You see them this month in Bon Appetit magazine, and in food blogs but what the heck are Meyer lemons? Available between November and March, this favorite of chefs is a cross between a lemon and possibly a mandarin orange or tangerine. The tasty citrus fruit came to North America from agriculturer explorer and traveler Frank Nicholas Meyer, who brought a sample home from a trip to China.
Serious Eats describes the fruit as having the “best attributes of lemons and oranges in a tart citrus fruit that doesn't make your face pucker.” With its sweeter flesh and absence of the acidic bite of regular lemons along with thin, edible skin, these fruit are sought after for chefs to include in their kitchens. Many lucky Californians just grow them in their backyard since they are difficult to transport, but demand is making them increasingly available.
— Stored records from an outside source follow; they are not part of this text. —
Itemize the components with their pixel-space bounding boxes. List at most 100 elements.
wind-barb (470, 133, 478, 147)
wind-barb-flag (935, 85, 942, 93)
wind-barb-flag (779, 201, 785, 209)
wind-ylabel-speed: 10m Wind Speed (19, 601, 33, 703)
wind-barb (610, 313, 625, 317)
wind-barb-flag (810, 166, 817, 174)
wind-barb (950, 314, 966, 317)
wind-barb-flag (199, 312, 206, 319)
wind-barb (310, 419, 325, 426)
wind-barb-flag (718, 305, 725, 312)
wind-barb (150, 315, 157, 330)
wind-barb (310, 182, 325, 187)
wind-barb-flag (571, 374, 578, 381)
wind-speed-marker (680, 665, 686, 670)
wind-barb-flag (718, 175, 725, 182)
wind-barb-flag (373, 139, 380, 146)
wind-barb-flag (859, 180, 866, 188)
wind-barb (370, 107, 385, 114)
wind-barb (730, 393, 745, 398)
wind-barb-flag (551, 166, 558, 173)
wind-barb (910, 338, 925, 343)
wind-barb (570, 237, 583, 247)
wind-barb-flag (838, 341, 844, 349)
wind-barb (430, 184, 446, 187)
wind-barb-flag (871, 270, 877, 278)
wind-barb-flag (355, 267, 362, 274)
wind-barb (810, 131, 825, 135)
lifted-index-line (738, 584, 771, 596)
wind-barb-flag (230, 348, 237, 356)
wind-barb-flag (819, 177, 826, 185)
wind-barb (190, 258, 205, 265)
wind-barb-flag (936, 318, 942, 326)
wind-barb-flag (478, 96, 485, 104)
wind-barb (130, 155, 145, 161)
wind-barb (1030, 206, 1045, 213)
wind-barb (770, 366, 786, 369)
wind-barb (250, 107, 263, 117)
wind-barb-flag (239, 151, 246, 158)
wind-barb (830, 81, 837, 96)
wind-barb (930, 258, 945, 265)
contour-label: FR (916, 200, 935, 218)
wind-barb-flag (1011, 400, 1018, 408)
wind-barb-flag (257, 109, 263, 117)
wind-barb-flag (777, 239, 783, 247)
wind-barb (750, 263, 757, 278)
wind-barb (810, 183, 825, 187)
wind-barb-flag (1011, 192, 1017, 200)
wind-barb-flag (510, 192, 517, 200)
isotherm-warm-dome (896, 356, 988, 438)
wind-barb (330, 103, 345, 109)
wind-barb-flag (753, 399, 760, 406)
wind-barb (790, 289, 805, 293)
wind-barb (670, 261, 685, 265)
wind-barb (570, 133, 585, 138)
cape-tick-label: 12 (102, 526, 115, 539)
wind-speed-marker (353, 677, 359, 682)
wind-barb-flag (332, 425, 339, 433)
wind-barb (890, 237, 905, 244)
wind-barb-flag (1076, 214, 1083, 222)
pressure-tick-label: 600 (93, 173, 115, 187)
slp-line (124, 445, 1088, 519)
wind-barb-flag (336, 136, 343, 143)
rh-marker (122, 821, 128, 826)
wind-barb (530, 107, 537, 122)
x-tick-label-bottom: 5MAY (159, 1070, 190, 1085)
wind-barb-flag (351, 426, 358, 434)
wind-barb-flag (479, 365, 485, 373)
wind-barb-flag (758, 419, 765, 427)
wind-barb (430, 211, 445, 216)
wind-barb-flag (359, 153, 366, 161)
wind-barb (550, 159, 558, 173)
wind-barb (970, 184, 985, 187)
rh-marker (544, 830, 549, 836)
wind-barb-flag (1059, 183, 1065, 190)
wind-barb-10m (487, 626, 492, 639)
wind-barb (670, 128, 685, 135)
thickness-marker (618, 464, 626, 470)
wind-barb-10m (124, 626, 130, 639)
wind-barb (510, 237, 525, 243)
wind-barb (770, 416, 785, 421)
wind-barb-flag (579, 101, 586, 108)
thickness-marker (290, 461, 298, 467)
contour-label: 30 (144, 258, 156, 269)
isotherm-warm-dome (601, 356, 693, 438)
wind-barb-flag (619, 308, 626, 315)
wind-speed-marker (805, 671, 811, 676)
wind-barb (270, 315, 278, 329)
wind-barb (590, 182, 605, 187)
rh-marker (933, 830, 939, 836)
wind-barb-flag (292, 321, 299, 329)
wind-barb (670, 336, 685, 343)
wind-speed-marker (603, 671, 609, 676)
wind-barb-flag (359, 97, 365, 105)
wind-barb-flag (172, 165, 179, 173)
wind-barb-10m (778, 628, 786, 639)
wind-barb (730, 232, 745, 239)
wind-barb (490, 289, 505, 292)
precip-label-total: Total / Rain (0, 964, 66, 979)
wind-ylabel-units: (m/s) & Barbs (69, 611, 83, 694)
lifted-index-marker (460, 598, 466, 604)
I found some a few weeks ago at my local grocery store away from a major urban center.
What can you make with Meyer lemons? So far, my favorite thing has been to create lemon curd with them. Don't be scared off if you aren't a chef—all you need to do to create wonderful lemon curd is use good ingredients and know how to use a whisk! Then package up the mixture to fill tart shells, spoon on scones, or as a filling for cake.
Another wonderful thing about Meyer lemons is that you don't have to waste a thing. While making curd, I also peeled off the skin, sliced it thin, and then candied them. If you store them in a jar they will last for months, ready to be diced up into treats or just eaten as is. We had a hard time not picking a few off the tray every time we walked by!
Since Meyer lemons are less acidic, you can’t just go ahead and substitute them in recipes for standard lemons. Whether you choose to zest them into marinades or salad dressings, use in marinades, preserve them for later use in Middle Eastern dishes, candy the peels, you’ll have no trouble finding a way to taste that little bit of sunshine. I found a recipe this month in Bon Appetit that uses them in a salsa to top chicken skewers.
Looking for more ideas? Check out Bon Appetit’s 10 Ways to Cook with Meyer Lemons.
Whether you zest it, squeeze it or slice it, grab a Meyer lemon to try. Once you do, it will be hard to go back to regular supermarket lemons again.